Thursday 6 June 2024

Akdin Mandire Jaoar Pathe: An outstanding production of Sansriti

Akdin Mandire Jaoar Pathe: An outstanding production of Sansriti

Satish Alekar’s Marathi drama Ek Divas Mathakade has been adapted into a very powerful Bengali version by Debesh Chatterjee for his group Sansriti. He has fittingly given it a Bengali name – Akdin Mandire Jaoar Pathe. Before I go into the details of my observations of the work, I would like to recollect what the British Theatre theoretician and a practitioner Brian Way had said to distinguish theatre from drama, that theatre is a communication between the actors and an audience. Theatre connects the viewer with the actor, or rather it should be the other way round, the actor with the viewer. Therefore, as the actor actively makes the theatre to happen and to reach out to the viewer, the viewer too should have the onus to be equally active to receive what the actor is transmitting, in order to make the theatre happen. At the Academy of Fine Arts where I had gone to see the Sansriti production on a February day I was a bit surprised to see a very poor attendance of viewers. Seeing the work, it was clear that this was not the regular run-of-the-mill type play. It was of a different class. Was this the reason for the meager attendance?

According to the play-maker Debesh, this happened to be the fifth staging in these last three years of its premiere. One wonders that this is in spite of the fact that the production has one of the stalwarts of the present Bengali stage, Meghnad Bhattacharya in the lead role, one of the promising young talents Arna Mukherjee in a supporting role, the renowned artist Sanchayan Ghosh’s stage installation, the outstanding light artist Sudip Sanyal’s light designs, and one of the best music directors of the present time Abhijit Acharya’s background scoring. And to top it all the total work of scenography and making of the play was in the hands of Debesh Chatterjee. It can simply be said that each and every department of the production was so well orchestrated that this production can be sited as a bright example of perfection in theatre-making.

Another feature of this production is that it remains as a rarest of the rare examples of the viewers experiencing a ‘beyond drama’ effect after the end of the play. So, the question remains, why is this apathy and reluctance amongst the viewers? Is there any dearth of communication?

This requires an in-depth analysis.

The narrative of Satish does not have a story-line of the sort. Basically, it is a long almost never-ending dialogue of an aged man. A young man and a woman appear as if to complement the very existence of the aged man. One may question that whether these two characters – the youth and the woman have any existence of their own? The aged and the young man may or may not be father and son. But there is a common bereavement sort of that affects their lives. The aged is a widower and the young man has lost his mother. Both of them seem to have undertaken a journey to overcome the vacuum in their lives created by a death.
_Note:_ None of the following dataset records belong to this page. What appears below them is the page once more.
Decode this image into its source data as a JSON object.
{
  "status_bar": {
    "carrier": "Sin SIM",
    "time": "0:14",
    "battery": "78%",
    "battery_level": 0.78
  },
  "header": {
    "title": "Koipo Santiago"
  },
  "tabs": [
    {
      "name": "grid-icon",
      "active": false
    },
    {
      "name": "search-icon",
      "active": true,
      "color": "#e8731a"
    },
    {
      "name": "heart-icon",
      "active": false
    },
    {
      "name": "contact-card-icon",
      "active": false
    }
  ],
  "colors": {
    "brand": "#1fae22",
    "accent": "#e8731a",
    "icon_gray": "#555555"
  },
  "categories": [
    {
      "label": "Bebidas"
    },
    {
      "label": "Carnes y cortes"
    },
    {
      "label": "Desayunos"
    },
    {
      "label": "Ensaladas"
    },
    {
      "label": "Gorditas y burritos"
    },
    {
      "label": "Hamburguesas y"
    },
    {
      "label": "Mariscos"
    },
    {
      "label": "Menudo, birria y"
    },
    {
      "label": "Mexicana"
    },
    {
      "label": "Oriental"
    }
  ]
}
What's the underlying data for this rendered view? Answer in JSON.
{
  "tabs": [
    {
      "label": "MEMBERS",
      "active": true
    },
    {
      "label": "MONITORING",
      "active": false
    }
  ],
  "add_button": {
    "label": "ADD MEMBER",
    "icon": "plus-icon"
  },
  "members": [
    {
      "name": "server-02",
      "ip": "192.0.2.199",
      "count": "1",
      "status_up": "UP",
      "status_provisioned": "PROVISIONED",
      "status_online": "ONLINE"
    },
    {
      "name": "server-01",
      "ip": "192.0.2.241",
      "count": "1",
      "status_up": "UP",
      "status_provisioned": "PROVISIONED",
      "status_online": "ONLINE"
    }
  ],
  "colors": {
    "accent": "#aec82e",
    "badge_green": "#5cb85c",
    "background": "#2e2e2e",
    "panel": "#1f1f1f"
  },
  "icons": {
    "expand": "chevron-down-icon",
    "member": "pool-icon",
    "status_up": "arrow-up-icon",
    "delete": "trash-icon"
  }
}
The interior monologue of the old man which is like a stream-of-consciousness compels the spectator to reject the absolute value and have faith on the delusion of resolute truth and to sought out the relative truth. This is where modernism traverses into the realm of post-modernism. And hence the viewer has to be ready and conscious to imbibe the monologue. If one tries to literally decipher the meaning of the individual words of the dialogue one may take it to be a delirium sort of, of a widower. Meghnad expresses the loneliness and solitude of the character in an unattached, inaccessible manner sitting in the left flank of the stage in those 22/23 minutes of his monologue. He deconstructs himself as well as the character in a semi-realistic, postmodern way. It is an ideal example of executing Stanislavsky’s emotion memory and imagination process.

Arna has put in an element of passivity that beautifully expresses the introvert nature of the character. All through the monologue of the old man Sukanya Chakraborty sits still, and that demands kudos.

A totally verbose play, though the type of verbosity that we encounter in a solo performed play or the form of dialogue we are accustomed to is not to be found here. The dialogues are accompanied by projections of some pictures and portions of some old nostalgic songs. The total mounting of the play gradually moves the play to its peak with a gradually increasing rhythm. This keeps the stage dynamic, in spite of very little movements. This post-postmodern design of the play-maker creates a post-dramatic theatre which is a very rare genre in our theatre world. And more so, the common viewers are yet to accept this.

So, in spite of recognizing the great need for such a theatre, I have had to admit that Debesh had taken a big risk in essaying this outstanding work.